Ostrzeżenie władz irańskich na terenach kurdyjskich nie jest niczym nowym. Region ten, zamieszkany przez cztery miliony ludzi, graniczy z Turcją i Irakiem i „ma wspaniałą historię oporu przeciwko Islamskiej Republice”, mówi Awyar, młody irański aktywista, który mieszka jako uchodźca w Norwegii. „Od pierwszego dnia jego rządów i po rewolucji 1979 r. Kurdystan zawsze przeciwstawiał się reżimowi, a rząd wypowiedział wojnę Kurdom” – wspomina działacz.

Ze swojej strony, źródła z Gwardii Rewolucyjnej zapewniły wczoraj, że będą kontynuować bombardowania i ataki dronów na grupy kurdyjskie w pół-autonomicznym regionie irackiego Kurdystanu, dopóki nie „wyeliminują” zagrożenia, jakie stwarzają, pośród krytyki Iraku za łamanie jego suwerenność w tych operacjach, według irańskiej agencji informacyjnej Tasnim. Dodając do historycznej rywalizacji między obszarami kurdyjskimi a rządem Teheranu, protest ten miał swoje źródło w mieście Saqqez w irańskim Kurdystanie, skąd pochodził młody Kurd Mahsa Amini.

Była to śmierć Amini w areszcie Policji Moralności za niewłaściwe noszenie hidżabu, która rzadko mówiła dość i wychodziła na ulice, by protestować pod hasłami takimi jak „Kobieta, wolność i życie” czy „Śmierć dyktatorowi”.

Klimat polityczny i społeczny

Władze irańskie walczyły o stłumienie ruchu protestacyjnego, który od początku kwestionował obowiązkowe noszenie chust przez kobiety. Ale teraz poszli o krok dalej i już wzywają do społecznej i politycznej zmiany na wszystkich poziomach irańskiego państwa. Przywództwo ajatollaha Alego Chameneiego stoi w obliczu największego wyzwania od rewolucji islamskiej z 1979 r., kiedy to przez dwa miesiące w całym kraju rozprzestrzeniają się gwałtowne demonstracje.

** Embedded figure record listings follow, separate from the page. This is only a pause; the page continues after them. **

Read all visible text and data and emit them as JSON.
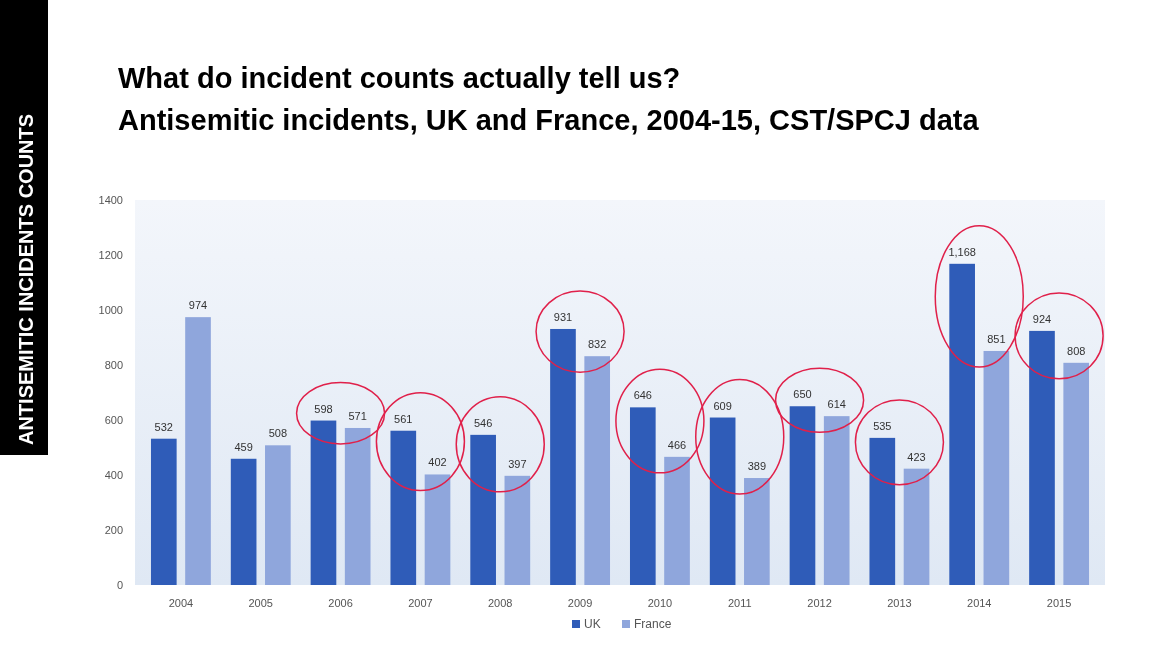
{
  "chart_data": {
    "type": "bar",
    "title": "What do incident counts actually tell us?",
    "subtitle": "Antisemitic incidents, UK and France, 2004-15, CST/SPCJ data",
    "annotations": [
      "ANTISEMITIC INCIDENTS COUNTS"
    ],
    "categories": [
      "2004",
      "2005",
      "2006",
      "2007",
      "2008",
      "2009",
      "2010",
      "2011",
      "2012",
      "2013",
      "2014",
      "2015"
    ],
    "series": [
      {
        "name": "UK",
        "color": "#2f5cb8",
        "values": [
          532,
          459,
          598,
          561,
          546,
          931,
          646,
          609,
          650,
          535,
          1168,
          924
        ],
        "value_labels": [
          "532",
          "459",
          "598",
          "561",
          "546",
          "931",
          "646",
          "609",
          "650",
          "535",
          "1,168",
          "924"
        ]
      },
      {
        "name": "France",
        "color": "#8fa6dc",
        "values": [
          974,
          508,
          571,
          402,
          397,
          832,
          466,
          389,
          614,
          423,
          851,
          808
        ],
        "value_labels": [
          "974",
          "508",
          "571",
          "402",
          "397",
          "832",
          "466",
          "389",
          "614",
          "423",
          "851",
          "808"
        ]
      }
    ],
    "ylim": [
      0,
      1400
    ],
    "yticks": [
      0,
      200,
      400,
      600,
      800,
      1000,
      1200,
      1400
    ],
    "grid": false,
    "legend": "bottom"
  }
}
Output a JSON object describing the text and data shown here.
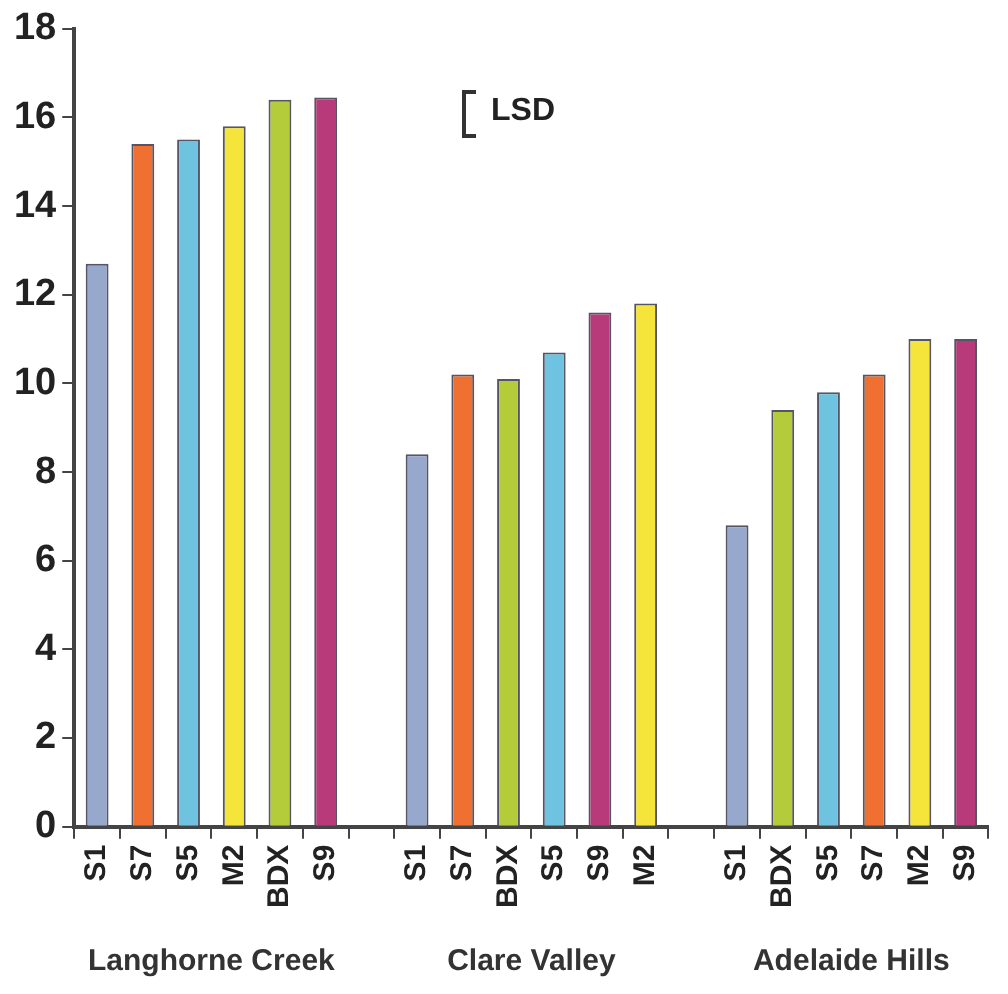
{
  "chart_data": {
    "type": "bar",
    "categories": [
      "S1",
      "S7",
      "S5",
      "M2",
      "BDX",
      "S9",
      null,
      "S1",
      "S7",
      "BDX",
      "S5",
      "S9",
      "M2",
      null,
      "S1",
      "BDX",
      "S5",
      "S7",
      "M2",
      "S9"
    ],
    "values": [
      12.7,
      15.4,
      15.5,
      15.8,
      16.4,
      16.45,
      null,
      8.4,
      10.2,
      10.1,
      10.7,
      11.6,
      11.8,
      null,
      6.8,
      9.4,
      9.8,
      10.2,
      11.0,
      11.0
    ],
    "colors": [
      "#96a8cc",
      "#ef7030",
      "#6ec3e0",
      "#f5e43a",
      "#b5cc3a",
      "#b83a7a",
      "#ffffff",
      "#96a8cc",
      "#ef7030",
      "#b5cc3a",
      "#6ec3e0",
      "#b83a7a",
      "#f5e43a",
      "#ffffff",
      "#96a8cc",
      "#b5cc3a",
      "#6ec3e0",
      "#ef7030",
      "#f5e43a",
      "#b83a7a"
    ],
    "ylim": [
      0,
      18
    ],
    "yticks": [
      0,
      2,
      4,
      6,
      8,
      10,
      12,
      14,
      16,
      18
    ],
    "grid": false,
    "legend": false,
    "annotations": [
      "Langhorne Creek",
      "Clare Valley",
      "Adelaide Hills",
      "LSD"
    ]
  }
}
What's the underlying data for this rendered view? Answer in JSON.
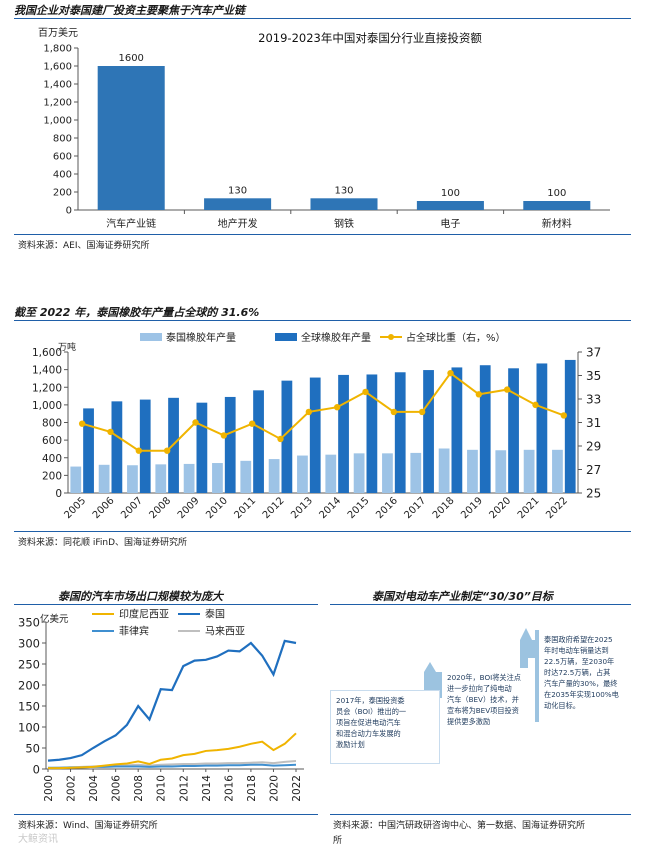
{
  "sections": {
    "s1": {
      "header": "我国企业对泰国建厂投资主要聚焦于汽车产业链",
      "source": "资料来源：AEI、国海证券研究所"
    },
    "s2": {
      "header": "截至 2022 年，泰国橡胶年产量占全球的 31.6%",
      "source": "资料来源：同花顺 iFinD、国海证券研究所"
    },
    "s3": {
      "header": "泰国的汽车市场出口规模较为庞大",
      "source": "资料来源：Wind、国海证券研究所"
    },
    "s4": {
      "header": "泰国对电动车产业制定“30/30”目标",
      "source_line1": "资料来源：中国汽研政研咨询中心、第一数据、国海证券研究所",
      "source_line2": "所"
    }
  },
  "watermark": "大鲸资讯",
  "timeline": {
    "box1": [
      "2017年，泰国投资委",
      "员会（BOI）推出的一",
      "项旨在促进电动汽车",
      "和混合动力车发展的",
      "激励计划"
    ],
    "box2": [
      "2020年，BOI将关注点",
      "进一步拉向了纯电动",
      "汽车（BEV）技术，并",
      "宣布将为BEV项目投资",
      "提供更多激励"
    ],
    "box3": [
      "泰国政府希望在2025",
      "年时电动车销量达到",
      "22.5万辆，至2030年",
      "时达72.5万辆，占其",
      "汽车产量的30%，最终",
      "在2035年实现100%电",
      "动化目标。"
    ]
  },
  "chart_data": [
    {
      "type": "bar",
      "title": "2019-2023年中国对泰国分行业直接投资额",
      "ylabel": "百万美元",
      "categories": [
        "汽车产业链",
        "地产开发",
        "钢铁",
        "电子",
        "新材料"
      ],
      "values": [
        1600,
        130,
        130,
        100,
        100
      ],
      "ylim": [
        0,
        1800
      ],
      "yticks": [
        "0",
        "200",
        "400",
        "600",
        "800",
        "1,000",
        "1,200",
        "1,400",
        "1,600",
        "1,800"
      ],
      "colors": {
        "bar": "#2e75b6"
      }
    },
    {
      "type": "bar",
      "ylabel_left": "万吨",
      "x": [
        "2005",
        "2006",
        "2007",
        "2008",
        "2009",
        "2010",
        "2011",
        "2012",
        "2013",
        "2014",
        "2015",
        "2016",
        "2017",
        "2018",
        "2019",
        "2020",
        "2021",
        "2022"
      ],
      "ylim_left": [
        0,
        1600
      ],
      "yticks_left": [
        "0",
        "200",
        "400",
        "600",
        "800",
        "1,000",
        "1,200",
        "1,400",
        "1,600"
      ],
      "ylim_right": [
        25,
        37
      ],
      "yticks_right": [
        "25",
        "27",
        "29",
        "31",
        "33",
        "35",
        "37"
      ],
      "legend_position": "top",
      "series": [
        {
          "name": "泰国橡胶年产量",
          "kind": "bar",
          "axis": "left",
          "color": "#9dc3e6",
          "values": [
            300,
            320,
            315,
            325,
            330,
            340,
            365,
            385,
            425,
            435,
            450,
            450,
            455,
            505,
            490,
            485,
            490,
            490
          ]
        },
        {
          "name": "全球橡胶年产量",
          "kind": "bar",
          "axis": "left",
          "color": "#1f6fbf",
          "values": [
            960,
            1040,
            1060,
            1080,
            1025,
            1090,
            1165,
            1275,
            1310,
            1340,
            1345,
            1370,
            1395,
            1425,
            1450,
            1415,
            1470,
            1510
          ]
        },
        {
          "name": "占全球比重（右，%）",
          "kind": "line",
          "axis": "right",
          "color": "#f0b400",
          "values": [
            30.9,
            30.2,
            28.6,
            28.6,
            31.0,
            29.9,
            30.9,
            29.6,
            31.9,
            32.3,
            33.6,
            31.9,
            31.9,
            35.2,
            33.4,
            33.8,
            32.5,
            31.6
          ]
        }
      ]
    },
    {
      "type": "line",
      "ylabel": "亿美元",
      "x": [
        2000,
        2001,
        2002,
        2003,
        2004,
        2005,
        2006,
        2007,
        2008,
        2009,
        2010,
        2011,
        2012,
        2013,
        2014,
        2015,
        2016,
        2017,
        2018,
        2019,
        2020,
        2021,
        2022
      ],
      "xticks": [
        "2000",
        "2002",
        "2004",
        "2006",
        "2008",
        "2010",
        "2012",
        "2014",
        "2016",
        "2018",
        "2020",
        "2022"
      ],
      "ylim": [
        0,
        350
      ],
      "yticks": [
        "0",
        "50",
        "100",
        "150",
        "200",
        "250",
        "300",
        "350"
      ],
      "legend_position": "top",
      "series": [
        {
          "name": "印度尼西亚",
          "color": "#f0b400",
          "values": [
            2,
            2,
            3,
            4,
            5,
            8,
            11,
            13,
            18,
            12,
            22,
            25,
            33,
            36,
            43,
            45,
            48,
            53,
            60,
            65,
            45,
            60,
            85
          ]
        },
        {
          "name": "泰国",
          "color": "#1f6fbf",
          "values": [
            20,
            22,
            26,
            33,
            50,
            66,
            80,
            105,
            150,
            118,
            190,
            188,
            245,
            258,
            260,
            268,
            282,
            280,
            300,
            270,
            225,
            305,
            300
          ]
        },
        {
          "name": "菲律宾",
          "color": "#3f8fd0",
          "values": [
            3,
            3,
            4,
            4,
            5,
            5,
            6,
            6,
            6,
            5,
            6,
            6,
            7,
            7,
            8,
            8,
            9,
            9,
            10,
            10,
            8,
            9,
            10
          ]
        },
        {
          "name": "马来西亚",
          "color": "#bfbfbf",
          "values": [
            2,
            3,
            4,
            5,
            6,
            7,
            8,
            9,
            10,
            8,
            10,
            11,
            12,
            12,
            13,
            13,
            14,
            14,
            15,
            16,
            14,
            17,
            19
          ]
        }
      ]
    }
  ]
}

Siły irańskie odpowiedziały represjami, które według grupy Iran Human Rights z siedzibą w Oslo spowodowały śmierć co najmniej 342 osób, pół tuzina osób już skazanych i ponad 15,000 XNUMX aresztowanych. Amnesty International i Human Rights Watch zażądały wczoraj, aby państwa członkowskie Rady Praw Człowieka ONZ „pilnie” ustanowiły w Iranie mechanizm dochodzenia i restytucji, aby zaradzić „niepokojącemu wzrostowi liczby zabójstw i naruszeń praw człowieka”.